Thoracic Transposition of the Spleen
Transposition of the spleen into the left pleural cavity to create collateral venous connections between portal and pulmonary systems has been used sporadically in the treatment of portal hypertension and, in addition, has been advocated for treatment of BCS secondary to occlusion of the IVC (Akita & Sakoda, 1980; Khuroo & Datta, 1980; Schrieber & Gonzalez, 1967; Strauch, 1970). The procedure involves displacing the spleen into an opening in the left diaphragm and suturing the left lower lobe of the lung to the spleen after removing the splenic capsule and abrading the surface of the lung. It is impossible to evaluate the effectiveness of this procedure because of the paucity of information in the few case reports. Akita and Sakoda (1980) of Japan reported the use of “splenopneumopexy” in 15 patients who had diseases that they called BCS. Although few details were given, it seems that most or all of the Japanese patients had a chronic disorder that consisted of cirrhosis and esophageal varices in addition to IVC obstruction. It is possible that many of the patients had the typical MOVC that accounts for most of the cases of BCS in Japan. Portal hypertension, determined by splenic pulp pressure measurements, persisted after splenopneumopexy in all patients. It is doubtful that thoracic transposition of the spleen can decompress the liver and portal system sufficiently to prevent or reverse liver damage in the crucial early stages of BCS caused by occlusion of the IVC.
Peritoneovenous Shunt
Peritoneovenous shunt is a device that relieves ascites by transferring fluid through a one-way valve from the peritoneal cavity into the superior vena cava.
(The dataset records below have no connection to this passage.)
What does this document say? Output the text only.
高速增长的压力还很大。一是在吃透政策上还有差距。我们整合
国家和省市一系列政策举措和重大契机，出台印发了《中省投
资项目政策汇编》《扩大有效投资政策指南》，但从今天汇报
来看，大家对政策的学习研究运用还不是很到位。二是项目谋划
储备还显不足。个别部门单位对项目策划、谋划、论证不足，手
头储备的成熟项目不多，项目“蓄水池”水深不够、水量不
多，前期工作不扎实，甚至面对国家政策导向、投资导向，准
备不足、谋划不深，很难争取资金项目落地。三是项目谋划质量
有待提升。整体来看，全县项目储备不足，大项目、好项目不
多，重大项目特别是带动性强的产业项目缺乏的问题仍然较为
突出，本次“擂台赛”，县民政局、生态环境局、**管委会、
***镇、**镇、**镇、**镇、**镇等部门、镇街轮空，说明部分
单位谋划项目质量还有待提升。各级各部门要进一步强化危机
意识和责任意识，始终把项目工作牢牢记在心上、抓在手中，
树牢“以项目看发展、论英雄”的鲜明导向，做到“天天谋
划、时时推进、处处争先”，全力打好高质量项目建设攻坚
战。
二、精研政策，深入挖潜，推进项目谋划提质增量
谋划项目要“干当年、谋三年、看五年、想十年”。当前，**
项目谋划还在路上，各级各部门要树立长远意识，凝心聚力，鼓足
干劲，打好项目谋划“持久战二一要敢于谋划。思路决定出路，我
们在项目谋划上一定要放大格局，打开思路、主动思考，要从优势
It has been advocated as primary treatment for BCS by LeVeen and colleagues (LeVeen et al, 1976). The peritoneovenous shunt may be useful as a palliative measure in patients in whom portal decompression is not feasible or has been tried and failed. The peritoneovenous shunt is not indicated as the primary treatment of most patients with BCS, however, because it does not decompress the obstructed hepatic vascular bed, and it has no effect on the ongoing liver damage. Use of this device early in the course of BCS may squander the opportunity to reverse the liver damage by therapy that effectively decompresses the liver. Long-term studies of peritoneovenous shunting in patients with BCS have not been reported, probably because most patients in whom this device has been used have died from their underlying disease. There is predictable evidence, however, that the liver disease progresses to cirrhosis in the face of a functioning peritoneovenous shunt (Cameron et al, 1983).